A Rangiroa, le dépotoir « officiel » de la commune, situé juste derrière la mairie de Avatoru, fait peser de lourds risques de pollution sur la lentille d’eau de l’atoll. Le maire semble résigné par une situation qui dure « depuis des années » et les services de l’environnement regrettent le manque de moyens pour contrôler et gérer les déchets dans certaines îles éloignées.
Bien connu pour ses lagons turquoises ou encore sa fameuse passe de Tiputa remplie de requin et ses merveilles de la nature, l’atoll de Rangiroa paraît bien moins paradisiaque quand il s’agit d’évoquer son dépotoir totalement hors de contrôle. En effet, la commune utilise un lac pour y mettre ses déchets, dont la plupart ne sont pas triés. On y trouve de vieux appareils électroniques ou ménagers, des carcasses de climatiseurs ou de machines à laver, des déchets plastiques et des déchets verts qui jonchent le sol à la limite du lac et qui attendent sagement que les engins de la mairie viennent les y pousser, pour ensuite les recouvrir avec de la soupe de corail…

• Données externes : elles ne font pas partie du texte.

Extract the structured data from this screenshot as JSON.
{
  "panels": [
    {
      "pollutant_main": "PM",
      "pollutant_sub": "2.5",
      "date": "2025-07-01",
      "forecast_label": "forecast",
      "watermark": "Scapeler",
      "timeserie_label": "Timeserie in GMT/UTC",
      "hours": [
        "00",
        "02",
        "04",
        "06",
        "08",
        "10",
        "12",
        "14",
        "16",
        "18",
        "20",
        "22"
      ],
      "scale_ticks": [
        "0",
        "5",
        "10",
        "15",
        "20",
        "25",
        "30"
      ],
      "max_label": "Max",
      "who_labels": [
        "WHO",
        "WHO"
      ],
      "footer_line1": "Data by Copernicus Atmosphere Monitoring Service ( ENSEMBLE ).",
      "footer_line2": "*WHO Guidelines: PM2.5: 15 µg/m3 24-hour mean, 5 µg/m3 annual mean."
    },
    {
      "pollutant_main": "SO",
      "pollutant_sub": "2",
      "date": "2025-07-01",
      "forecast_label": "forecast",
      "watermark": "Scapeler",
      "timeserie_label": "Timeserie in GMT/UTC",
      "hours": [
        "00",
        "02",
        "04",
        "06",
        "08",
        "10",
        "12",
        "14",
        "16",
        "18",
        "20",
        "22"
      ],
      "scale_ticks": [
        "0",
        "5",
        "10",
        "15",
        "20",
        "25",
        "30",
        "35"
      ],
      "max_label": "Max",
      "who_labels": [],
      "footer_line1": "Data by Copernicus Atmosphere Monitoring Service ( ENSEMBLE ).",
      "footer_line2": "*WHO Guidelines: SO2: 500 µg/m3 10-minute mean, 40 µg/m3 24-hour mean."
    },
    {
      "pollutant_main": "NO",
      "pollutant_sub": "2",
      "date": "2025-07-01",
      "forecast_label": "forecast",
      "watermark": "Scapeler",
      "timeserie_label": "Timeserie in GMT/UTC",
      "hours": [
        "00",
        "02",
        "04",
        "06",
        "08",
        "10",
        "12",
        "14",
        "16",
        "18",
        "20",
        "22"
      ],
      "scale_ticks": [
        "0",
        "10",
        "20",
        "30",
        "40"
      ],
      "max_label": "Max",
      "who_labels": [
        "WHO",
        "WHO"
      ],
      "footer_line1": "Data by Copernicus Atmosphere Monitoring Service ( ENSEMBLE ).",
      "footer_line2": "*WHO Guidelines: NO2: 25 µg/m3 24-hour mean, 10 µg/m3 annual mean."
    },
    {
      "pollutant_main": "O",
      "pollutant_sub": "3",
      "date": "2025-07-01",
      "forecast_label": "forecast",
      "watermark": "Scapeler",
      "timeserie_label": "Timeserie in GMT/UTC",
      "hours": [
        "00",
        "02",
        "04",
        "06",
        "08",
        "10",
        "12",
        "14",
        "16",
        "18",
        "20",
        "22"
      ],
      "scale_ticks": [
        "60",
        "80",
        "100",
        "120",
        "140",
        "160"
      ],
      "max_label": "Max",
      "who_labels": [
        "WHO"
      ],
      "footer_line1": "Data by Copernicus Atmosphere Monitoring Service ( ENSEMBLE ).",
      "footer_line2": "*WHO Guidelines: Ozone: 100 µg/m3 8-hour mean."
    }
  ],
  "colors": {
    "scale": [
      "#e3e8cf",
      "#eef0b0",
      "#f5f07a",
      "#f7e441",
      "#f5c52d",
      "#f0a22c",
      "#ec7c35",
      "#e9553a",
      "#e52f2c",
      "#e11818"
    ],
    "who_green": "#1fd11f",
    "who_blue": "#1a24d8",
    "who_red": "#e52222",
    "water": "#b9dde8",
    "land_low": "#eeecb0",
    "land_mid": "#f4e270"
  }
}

La lentille d’eau polluée ?
Les sols des atolls étant très peu épais, la lentille d’eau y est beaucoup plus accessible que dans les îles hautes. Une étude sur les « évaluations des gisements et analyse prospective sur l’organisation de la gestion des déchets en Polynésie française » effectuée par le ministère de l’Environnement et l’Agence de l’environnement et de la maitrise de l’énergie (ADEME) estimait en 2012 que « le passage d’un polluant dans les sols et donc dans la lentille d’eau est très rapide. Cette dernière est donc très vulnérable et facilement sujette à des pollutions. Les transferts de polluants depuis l’eau douce de la lentille vers le lagon où l’océan est possible ».

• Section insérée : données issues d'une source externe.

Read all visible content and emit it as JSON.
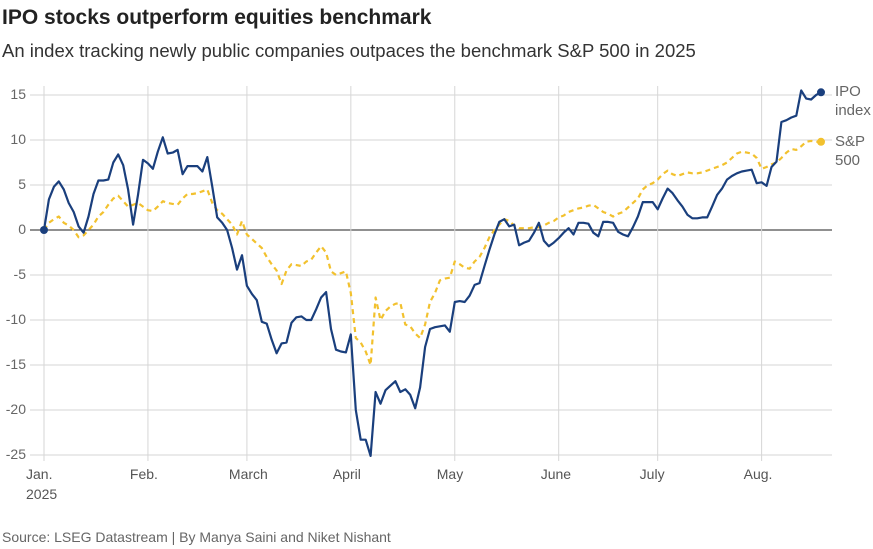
{
  "chart_data": {
    "type": "line",
    "title": "IPO stocks outperform equities benchmark",
    "subtitle": "An index tracking newly public companies outpaces the benchmark S&P 500 in 2025",
    "source": "Source: LSEG Datastream | By Manya Saini and Niket Nishant",
    "categories": [
      "Jan.\n2025",
      null,
      null,
      null,
      null,
      null,
      null,
      null,
      null,
      null,
      null,
      null,
      null,
      null,
      null,
      null,
      null,
      null,
      null,
      null,
      null,
      "Feb.",
      null,
      null,
      null,
      null,
      null,
      null,
      null,
      null,
      null,
      null,
      null,
      null,
      null,
      null,
      null,
      null,
      null,
      null,
      null,
      "March",
      null,
      null,
      null,
      null,
      null,
      null,
      null,
      null,
      null,
      null,
      null,
      null,
      null,
      null,
      null,
      null,
      null,
      null,
      null,
      null,
      "April",
      null,
      null,
      null,
      null,
      null,
      null,
      null,
      null,
      null,
      null,
      null,
      null,
      null,
      null,
      null,
      null,
      null,
      null,
      null,
      null,
      "May",
      null,
      null,
      null,
      null,
      null,
      null,
      null,
      null,
      null,
      null,
      null,
      null,
      null,
      null,
      null,
      null,
      null,
      null,
      null,
      null,
      "June",
      null,
      null,
      null,
      null,
      null,
      null,
      null,
      null,
      null,
      null,
      null,
      null,
      null,
      null,
      null,
      null,
      null,
      null,
      null,
      "July",
      null,
      null,
      null,
      null,
      null,
      null,
      null,
      null,
      null,
      null,
      null,
      null,
      null,
      null,
      null,
      null,
      null,
      null,
      null,
      null,
      "Aug.",
      null,
      null,
      null,
      null,
      null,
      null,
      null,
      null,
      null,
      null,
      null,
      null
    ],
    "series": [
      {
        "name": "IPO index",
        "color": "#1a3f7d",
        "dashed": false,
        "values": [
          0,
          3.4,
          4.8,
          5.4,
          4.5,
          3,
          2,
          0.4,
          -0.3,
          1.5,
          4,
          5.5,
          5.5,
          5.6,
          7.5,
          8.4,
          7.2,
          4.5,
          0.6,
          3.9,
          7.8,
          7.4,
          6.8,
          8.7,
          10.3,
          8.5,
          8.6,
          8.9,
          6.2,
          7.1,
          7.1,
          7.1,
          6.5,
          8.1,
          4.8,
          1.4,
          0.8,
          0,
          -2,
          -4.4,
          -2.8,
          -6.2,
          -7.1,
          -7.8,
          -10.2,
          -10.4,
          -12.2,
          -13.7,
          -12.6,
          -12.5,
          -10.3,
          -9.7,
          -9.6,
          -10,
          -10,
          -8.8,
          -7.5,
          -6.9,
          -11,
          -13.3,
          -13.5,
          -13.6,
          -11.6,
          -20,
          -23.3,
          -23.3,
          -25.1,
          -18,
          -19.3,
          -17.8,
          -17.3,
          -16.8,
          -18,
          -17.7,
          -18.3,
          -19.8,
          -17.5,
          -13,
          -11,
          -10.8,
          -10.7,
          -10.6,
          -11.3,
          -8,
          -7.9,
          -8,
          -7.3,
          -6.1,
          -5.9,
          -4,
          -2.2,
          -0.5,
          0.9,
          1.2,
          0.4,
          0.6,
          -1.7,
          -1.4,
          -1.2,
          -0.3,
          0.8,
          -1.2,
          -1.8,
          -1.4,
          -0.9,
          -0.3,
          0.2,
          -0.5,
          0.8,
          0.8,
          0.7,
          -0.3,
          -0.7,
          0.9,
          0.9,
          0.8,
          -0.2,
          -0.5,
          -0.7,
          0.3,
          1.5,
          3.1,
          3.1,
          3.1,
          2.3,
          3.5,
          4.6,
          4.1,
          3.3,
          2.6,
          1.7,
          1.3,
          1.3,
          1.4,
          1.4,
          2.6,
          3.9,
          4.6,
          5.6,
          6,
          6.3,
          6.5,
          6.6,
          6.7,
          5.2,
          5.3,
          4.9,
          7,
          7.6,
          12,
          12.2,
          12.5,
          12.7,
          15.5,
          14.6,
          14.5,
          15,
          15.3
        ]
      },
      {
        "name": "S&P 500",
        "color": "#f2c12e",
        "dashed": true,
        "values": [
          0,
          0.8,
          1.2,
          1.5,
          0.8,
          0.5,
          0,
          -0.8,
          -0.6,
          0,
          0.6,
          1.5,
          2,
          2.8,
          3.5,
          3.8,
          3.2,
          2.6,
          2.8,
          3,
          2.6,
          2.2,
          2.1,
          2.6,
          3.2,
          3,
          2.9,
          2.8,
          3.5,
          4,
          4,
          4.1,
          4.3,
          4.5,
          3,
          2.2,
          1.8,
          1.2,
          0.6,
          -0.5,
          1,
          -0.5,
          -1,
          -1.5,
          -2,
          -3,
          -3.8,
          -4.5,
          -6,
          -4.5,
          -3.8,
          -3.9,
          -4,
          -3.5,
          -3.3,
          -2.5,
          -1.8,
          -2.5,
          -4.6,
          -5,
          -4.8,
          -4.6,
          -7,
          -12,
          -12.5,
          -13.5,
          -15,
          -7.5,
          -10,
          -9,
          -8.5,
          -8.2,
          -8.1,
          -10.5,
          -10.7,
          -11.5,
          -12,
          -10.5,
          -8,
          -7,
          -5.6,
          -5.4,
          -5.3,
          -3.5,
          -3.8,
          -4.2,
          -4.3,
          -3.5,
          -3,
          -2,
          -0.8,
          0,
          0.6,
          1.2,
          1,
          0.5,
          0.2,
          0.2,
          0.2,
          0.3,
          0.3,
          0.5,
          0.8,
          1,
          1.4,
          1.6,
          2,
          2.2,
          2.4,
          2.5,
          2.7,
          2.8,
          2.4,
          2,
          1.8,
          1.5,
          1.8,
          2,
          2.5,
          3,
          3.5,
          4.5,
          5,
          5.2,
          5.6,
          6.2,
          6.6,
          6.2,
          6,
          6.2,
          6.4,
          6.3,
          6.3,
          6.4,
          6.6,
          6.8,
          7,
          7.2,
          7.5,
          8,
          8.5,
          8.7,
          8.6,
          8.5,
          8,
          6.8,
          7,
          7.3,
          7.5,
          8,
          8.6,
          9,
          8.9,
          9.3,
          9.8,
          9.9,
          9.8,
          9.8
        ]
      }
    ],
    "ylim": [
      -25,
      16
    ],
    "yticks": [
      -25,
      -20,
      -15,
      -10,
      -5,
      0,
      5,
      10,
      15
    ],
    "grid": true
  }
}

La même étude écrivait aussi que « la très faible implication des pouvoirs publics sur la politique de gestion durable des déchets, n’incite pas à la réduction à la source ». Et en effet, le maire de Rangiroa, Teina Maraeura, affirme que des discussions ont eu lieu avec les autorités du Pays et de l’Etat mais que rien n’y a fait : « cela fait des années qu’on discute de cela, je vais passer mes trente ans de maire l’an prochain et on n’a jamais trouvé de solution ».

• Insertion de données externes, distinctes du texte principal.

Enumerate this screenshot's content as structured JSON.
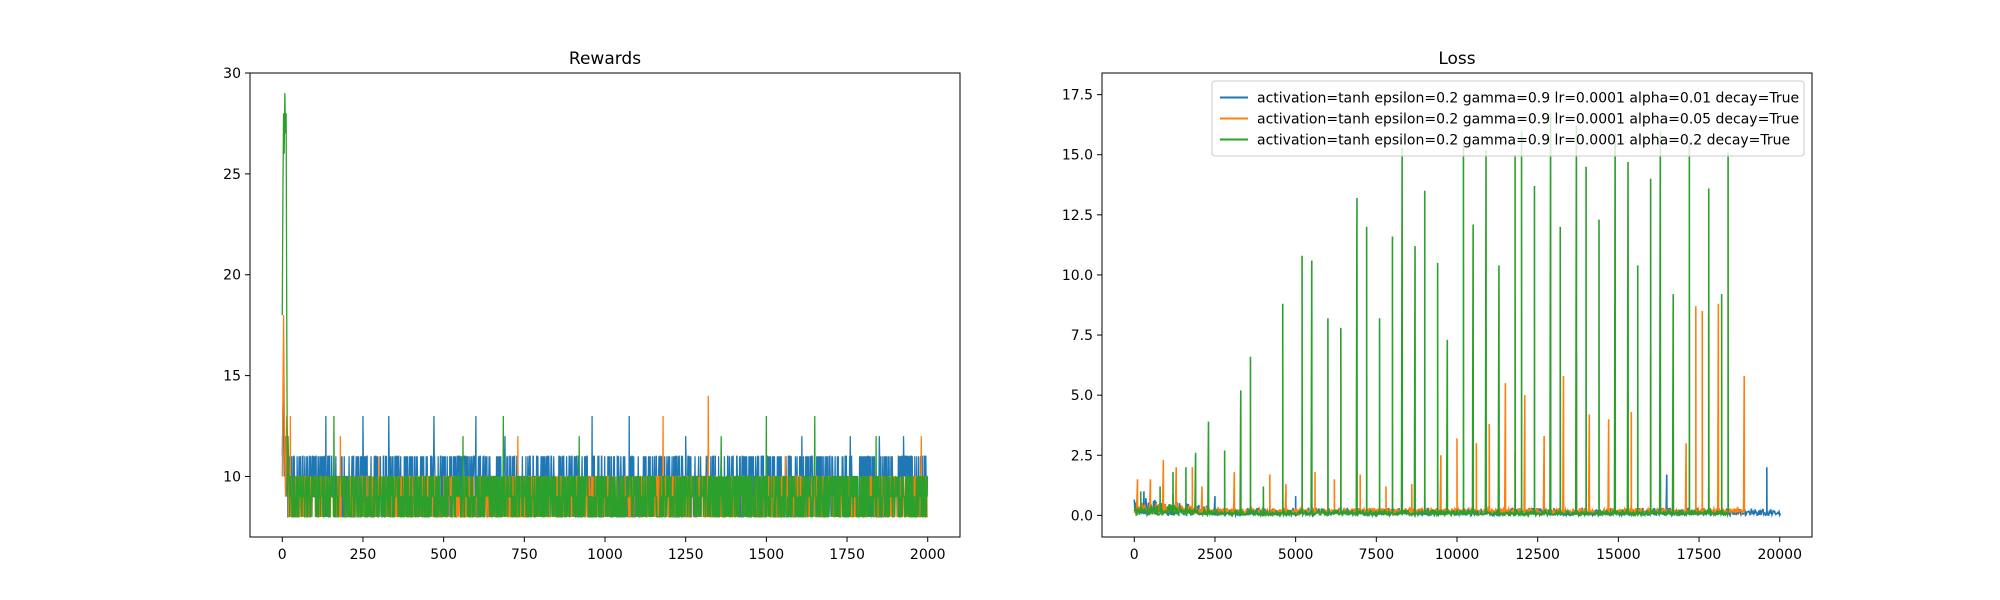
{
  "colors": {
    "blue": "#1f77b4",
    "orange": "#ff7f0e",
    "green": "#2ca02c",
    "frame": "#000000",
    "legend_border": "#cccccc"
  },
  "chart_data": [
    {
      "type": "line",
      "title": "Rewards",
      "xlabel": "",
      "ylabel": "",
      "xlim": [
        -100,
        2100
      ],
      "ylim": [
        7.0,
        30.0
      ],
      "xticks": [
        0,
        250,
        500,
        750,
        1000,
        1250,
        1500,
        1750,
        2000
      ],
      "yticks": [
        10,
        15,
        20,
        25,
        30
      ],
      "grid": false,
      "n_points": 2000,
      "series": [
        {
          "color": "blue",
          "early": [
            [
              0,
              11
            ],
            [
              3,
              14
            ],
            [
              6,
              10
            ],
            [
              9,
              12
            ],
            [
              12,
              9
            ],
            [
              16,
              11
            ]
          ],
          "range": [
            8,
            11
          ],
          "spikes": [
            [
              135,
              13
            ],
            [
              250,
              13
            ],
            [
              330,
              13
            ],
            [
              470,
              13
            ],
            [
              600,
              13
            ],
            [
              690,
              12
            ],
            [
              960,
              13
            ],
            [
              1075,
              13
            ],
            [
              1250,
              12
            ],
            [
              1610,
              12
            ],
            [
              1760,
              12
            ],
            [
              1850,
              12
            ],
            [
              1925,
              12
            ]
          ]
        },
        {
          "color": "orange",
          "early": [
            [
              0,
              10
            ],
            [
              4,
              18
            ],
            [
              7,
              12
            ],
            [
              10,
              9
            ],
            [
              14,
              13
            ],
            [
              18,
              10
            ]
          ],
          "range": [
            8,
            10
          ],
          "spikes": [
            [
              25,
              13
            ],
            [
              180,
              12
            ],
            [
              300,
              11
            ],
            [
              730,
              12
            ],
            [
              1180,
              13
            ],
            [
              1320,
              14
            ],
            [
              1560,
              11
            ],
            [
              1980,
              12
            ]
          ]
        },
        {
          "color": "green",
          "early": [
            [
              0,
              18
            ],
            [
              2,
              24
            ],
            [
              4,
              28
            ],
            [
              6,
              26
            ],
            [
              8,
              29
            ],
            [
              10,
              27
            ],
            [
              12,
              28
            ],
            [
              14,
              17
            ],
            [
              16,
              9
            ],
            [
              18,
              12
            ],
            [
              20,
              10
            ]
          ],
          "range": [
            8,
            10
          ],
          "spikes": [
            [
              160,
              13
            ],
            [
              560,
              12
            ],
            [
              685,
              13
            ],
            [
              920,
              12
            ],
            [
              1360,
              12
            ],
            [
              1500,
              13
            ],
            [
              1650,
              13
            ],
            [
              1840,
              12
            ]
          ]
        }
      ]
    },
    {
      "type": "line",
      "title": "Loss",
      "xlabel": "",
      "ylabel": "",
      "xlim": [
        -1000,
        21000
      ],
      "ylim": [
        -0.9,
        18.4
      ],
      "xticks": [
        0,
        2500,
        5000,
        7500,
        10000,
        12500,
        15000,
        17500,
        20000
      ],
      "yticks": [
        0.0,
        2.5,
        5.0,
        7.5,
        10.0,
        12.5,
        15.0,
        17.5
      ],
      "yticks_format": 1,
      "grid": false,
      "legend_position": "upper right",
      "series": [
        {
          "name": "activation=tanh epsilon=0.2 gamma=0.9 lr=0.0001 alpha=0.01 decay=True",
          "color": "blue",
          "x_end": 20000,
          "band_lo": 0.0,
          "band_hi": 0.8,
          "spikes": [
            [
              300,
              1.0
            ],
            [
              1200,
              0.9
            ],
            [
              2500,
              0.8
            ],
            [
              5000,
              0.8
            ],
            [
              9000,
              0.8
            ],
            [
              16300,
              1.5
            ],
            [
              16500,
              1.7
            ],
            [
              17800,
              1.2
            ],
            [
              19600,
              2.0
            ]
          ]
        },
        {
          "name": "activation=tanh epsilon=0.2 gamma=0.9 lr=0.0001 alpha=0.05 decay=True",
          "color": "orange",
          "x_end": 18900,
          "band_lo": 0.1,
          "band_hi": 0.6,
          "spikes": [
            [
              100,
              1.5
            ],
            [
              500,
              1.5
            ],
            [
              900,
              2.3
            ],
            [
              1300,
              2.0
            ],
            [
              1800,
              2.0
            ],
            [
              2100,
              1.2
            ],
            [
              3100,
              1.8
            ],
            [
              4200,
              1.7
            ],
            [
              4700,
              1.3
            ],
            [
              5600,
              1.8
            ],
            [
              6200,
              1.5
            ],
            [
              7000,
              1.7
            ],
            [
              7800,
              1.2
            ],
            [
              8600,
              1.3
            ],
            [
              9500,
              2.5
            ],
            [
              10000,
              3.2
            ],
            [
              10600,
              3.0
            ],
            [
              11000,
              3.8
            ],
            [
              11500,
              5.5
            ],
            [
              11800,
              2.6
            ],
            [
              12100,
              5.0
            ],
            [
              12700,
              3.3
            ],
            [
              13300,
              5.8
            ],
            [
              13700,
              6.7
            ],
            [
              14100,
              4.2
            ],
            [
              14700,
              4.0
            ],
            [
              15400,
              4.3
            ],
            [
              16000,
              6.7
            ],
            [
              16700,
              5.0
            ],
            [
              17100,
              3.0
            ],
            [
              17400,
              8.7
            ],
            [
              17600,
              8.5
            ],
            [
              17800,
              8.3
            ],
            [
              18100,
              8.8
            ],
            [
              18900,
              5.8
            ]
          ]
        },
        {
          "name": "activation=tanh epsilon=0.2 gamma=0.9 lr=0.0001 alpha=0.2 decay=True",
          "color": "green",
          "x_end": 18400,
          "band_lo": 0.0,
          "band_hi": 0.6,
          "spikes": [
            [
              200,
              1.0
            ],
            [
              800,
              1.2
            ],
            [
              1200,
              1.8
            ],
            [
              1600,
              2.0
            ],
            [
              1900,
              2.6
            ],
            [
              2300,
              3.9
            ],
            [
              2800,
              2.7
            ],
            [
              3300,
              5.2
            ],
            [
              3600,
              6.6
            ],
            [
              4000,
              1.2
            ],
            [
              4600,
              8.8
            ],
            [
              5200,
              10.8
            ],
            [
              5500,
              10.6
            ],
            [
              6000,
              8.2
            ],
            [
              6400,
              7.8
            ],
            [
              6900,
              13.2
            ],
            [
              7200,
              12.0
            ],
            [
              7600,
              8.2
            ],
            [
              8000,
              11.6
            ],
            [
              8300,
              15.3
            ],
            [
              8700,
              11.2
            ],
            [
              9000,
              13.5
            ],
            [
              9400,
              10.5
            ],
            [
              9700,
              7.3
            ],
            [
              10200,
              15.5
            ],
            [
              10500,
              12.1
            ],
            [
              10900,
              15.2
            ],
            [
              11300,
              10.4
            ],
            [
              11800,
              15.0
            ],
            [
              12000,
              16.0
            ],
            [
              12400,
              13.7
            ],
            [
              12900,
              16.7
            ],
            [
              13200,
              12.0
            ],
            [
              13700,
              16.2
            ],
            [
              14000,
              14.5
            ],
            [
              14400,
              12.3
            ],
            [
              14900,
              15.9
            ],
            [
              15300,
              14.7
            ],
            [
              15600,
              10.4
            ],
            [
              16000,
              14.0
            ],
            [
              16300,
              16.0
            ],
            [
              16700,
              9.2
            ],
            [
              17200,
              15.5
            ],
            [
              17800,
              13.6
            ],
            [
              18200,
              9.2
            ],
            [
              18400,
              15.1
            ]
          ]
        }
      ]
    }
  ]
}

« Il n’y a plus de moustiques et de nono »
Le tavana affirme d’ailleurs que le Pays lui a conseillé, il y a plusieurs années, de « retirer tous ces déchets et de les ramener sur Tahiti ». Mais il interroge : « qui va payer tout cela ? ». Depuis, le lac qui sert de dépotoir se remplit doucement mais sûrement.
Reste que la situation n’émeut pas vraiment le tavana de l’île qui explique qu’au moins aujourd’hui on ne verse plus le « mazout » directement dans le lac, comme il y a une trentaine d’années… Le premier magistrat de Rangiroa y trouve même un avantage : « il n’y a plus de moustique et de nono ».
« Un motu pour mettre nos déchets »
La commune envisage tout de même un embryon de solution. Envoyer les déchets sur un motu inhabité situé à 20 kilomètres de Tiputa. Les déchets y seront amenés par bateau ou à l’aide d’une barge. Reste à savoir si la solution réglera le problème ou ne fera que le déplacer.
Le tavana affirme d’ailleurs que la commune a mis en place un système de tri des déchets pour pouvoir « les quantifier et évaluer ainsi les incidences » sur les coûts d’un éventuel transport, soit vers ce fameux motu, soit vers Tahiti.
La Diren démunie
Interrogé sur la situation à Rangiroa, le chargé d’affaires en gestion des déchets à la Direction de l’environnement (Diren), Ryan Léou, concède être bien démuni devant l’ampleur et l’ancienneté de cette situation.
Il rappelle tout de même que le Pays peut mettre en « demeure » les communes qui ne respectent pas le cahier des charges relatif aux « décharges ». Même s’il vaut mieux trouver des solutions que passer par une répression inutile. Il précise que dans certaines îles éloignées, les tavana travaillent à la mise en place de centres d’enfouissement technique (CET) comme à Nuku-Hiva, Rapa ou Ra’iatea.
Aux Tuamotu, Hao effectue actuellement des études pour installer son CET. « Théoriquement, ce sera le premier CET dans l’archipel », explique Ryan Léou, qui ajoute que dans beaucoup d’atolls les tavana « ont fait le choix des CET simplifiés, qui ne demandent pas d’infrastructure trop lourdes à porter pour le peu de population qu’il y a sur l’île ».
Notons que Rangiroa ne pourra pas mettre en place de centre d’enfouissement technique simplifié puisque l’atoll dépasse la barre des 3 000 habitants.